05 窗口函数
专用窗口函数
SQL136 每类试卷得分前3名
找到每类试卷得分的前3名,如果两人最大分数相同,选择最小分数大者,如果还相同,选择uid大者
SELECT tag,uid,ranking
FROM
(
SELECT
tag,
ER.uid,
ROW_NUMBER() OVER (PARTITION BY tag ORDER BY tag, MAX(score) DESC, MIN(score) DESC, ER.uid DESC) AS ranking
FROM exam_record AS ER JOIN examination_info AS EI USING(exam_id)
GROUP BY tag,ER.uid
) AS H
WHERE ranking<=3
SQL137 第二快/慢用时之差大于试卷时长一半的试卷
找到第二快和第二慢用时之差大于试卷时长的一半的试卷信息,按试卷ID降序排序
SELECT exam_id,duration,release_time
FROM
(
SELECT
exam_id,
duration,
release_time,
SUM(
CASE
WHEN rk_desc=2 THEN time_diff
WHEN rk_asc=2 THEN -time_diff
ELSE 0
END
) AS sum_time #第二名与倒数第二名时间差
FROM
(
SELECT
ER.exam_id,
timestampdiff(minute,start_time,submit_time) AS time_diff,
duration,
release_time,
ROW_NUMBER()OVER(PARTITION BY exam_id ORDER BY timestampdiff(minute,start_time,submit_time) DESC ) AS rk_desc, #从高往低排序
ROW_NUMBER()OVER(PARTITION BY exam_id ORDER BY timestampdiff(minute,start_time,submit_time) ASC ) AS rk_asc #从低往高排序
FROM exam_record AS ER
LEFT JOIN examination_info AS EI USING(exam_id)

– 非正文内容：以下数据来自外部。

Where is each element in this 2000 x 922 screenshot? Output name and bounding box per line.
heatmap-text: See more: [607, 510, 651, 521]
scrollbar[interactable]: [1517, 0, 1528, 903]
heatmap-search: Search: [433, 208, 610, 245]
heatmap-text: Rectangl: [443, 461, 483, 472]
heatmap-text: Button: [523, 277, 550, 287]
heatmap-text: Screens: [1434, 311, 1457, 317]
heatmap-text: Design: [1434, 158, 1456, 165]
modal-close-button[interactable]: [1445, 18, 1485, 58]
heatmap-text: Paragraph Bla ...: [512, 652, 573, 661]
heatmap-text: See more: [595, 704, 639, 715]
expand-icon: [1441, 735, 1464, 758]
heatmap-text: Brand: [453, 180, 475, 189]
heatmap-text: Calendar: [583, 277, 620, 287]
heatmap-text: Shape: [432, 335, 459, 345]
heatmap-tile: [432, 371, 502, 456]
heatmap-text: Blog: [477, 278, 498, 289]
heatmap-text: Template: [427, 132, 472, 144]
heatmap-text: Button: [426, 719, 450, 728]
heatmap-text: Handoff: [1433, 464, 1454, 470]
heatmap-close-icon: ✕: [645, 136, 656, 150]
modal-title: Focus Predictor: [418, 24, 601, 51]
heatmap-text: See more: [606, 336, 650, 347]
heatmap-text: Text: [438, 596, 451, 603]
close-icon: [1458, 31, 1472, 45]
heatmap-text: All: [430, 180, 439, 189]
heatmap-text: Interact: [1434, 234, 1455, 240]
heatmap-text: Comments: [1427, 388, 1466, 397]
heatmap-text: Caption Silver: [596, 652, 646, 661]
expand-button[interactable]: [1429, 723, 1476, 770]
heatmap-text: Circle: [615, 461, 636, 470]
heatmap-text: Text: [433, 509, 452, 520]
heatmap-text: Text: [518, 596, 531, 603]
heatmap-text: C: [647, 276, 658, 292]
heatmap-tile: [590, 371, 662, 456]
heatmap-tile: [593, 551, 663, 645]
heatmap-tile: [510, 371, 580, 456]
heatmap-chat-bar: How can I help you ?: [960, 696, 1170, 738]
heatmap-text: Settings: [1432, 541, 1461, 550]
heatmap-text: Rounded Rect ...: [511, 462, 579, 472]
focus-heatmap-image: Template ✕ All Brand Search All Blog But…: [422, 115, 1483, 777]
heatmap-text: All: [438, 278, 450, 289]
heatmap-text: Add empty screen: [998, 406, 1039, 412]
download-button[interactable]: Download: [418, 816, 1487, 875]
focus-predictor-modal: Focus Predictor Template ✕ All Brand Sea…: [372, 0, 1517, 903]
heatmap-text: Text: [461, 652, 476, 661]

WHERE submit_time IS NOT NULL
) AS t1
GROUP BY exam_id
) AS t2
WHERE sum_time*2>=duration
ORDER BY exam_id DESC
SQL138 连续两次作答试卷的最大时间窗
请计算在2021年至少有两天作答过试卷的人中,计算该年连续两次作答试卷的最大时间窗days_window,那么根据该年的历史规律他在days_window天里平均会做多少套试卷,按最大时间窗和平均做答试卷套数倒序排序
SELECT
uid,
days_window,
ROUND(days_window*ANS_CNT/LONG, 2) AS avg_exam_cnt
FROM
(
SELECT
uid,
DATEDIFF(MAX(start_time), MIN(start_time))+1 AS LONG,
COUNT(start_time) AS ANS_CNT,
MAX(DATEDIFF(next_start_time, start_time))+1 AS days_window
FROM
(
SELECT
uid,
exam_id,
start_time,
LEAD(start_time) OVER (PARTITION BY uid ORDER BY start_time) AS next_start_time
FROM exam_record
WHERE YEAR(start_time)=2021
) AS T1
GROUP BY uid
) AS T2
WHERE LONG>=2
ORDER BY days_window DESC, avg_exam_cnt DESC
LEAD( )
可以从当前行访问下一行的数据或下一行之后的行
LEAD(return_value ,offset [,default])
OVER (
[PARTITION BY partition_expression, ... ]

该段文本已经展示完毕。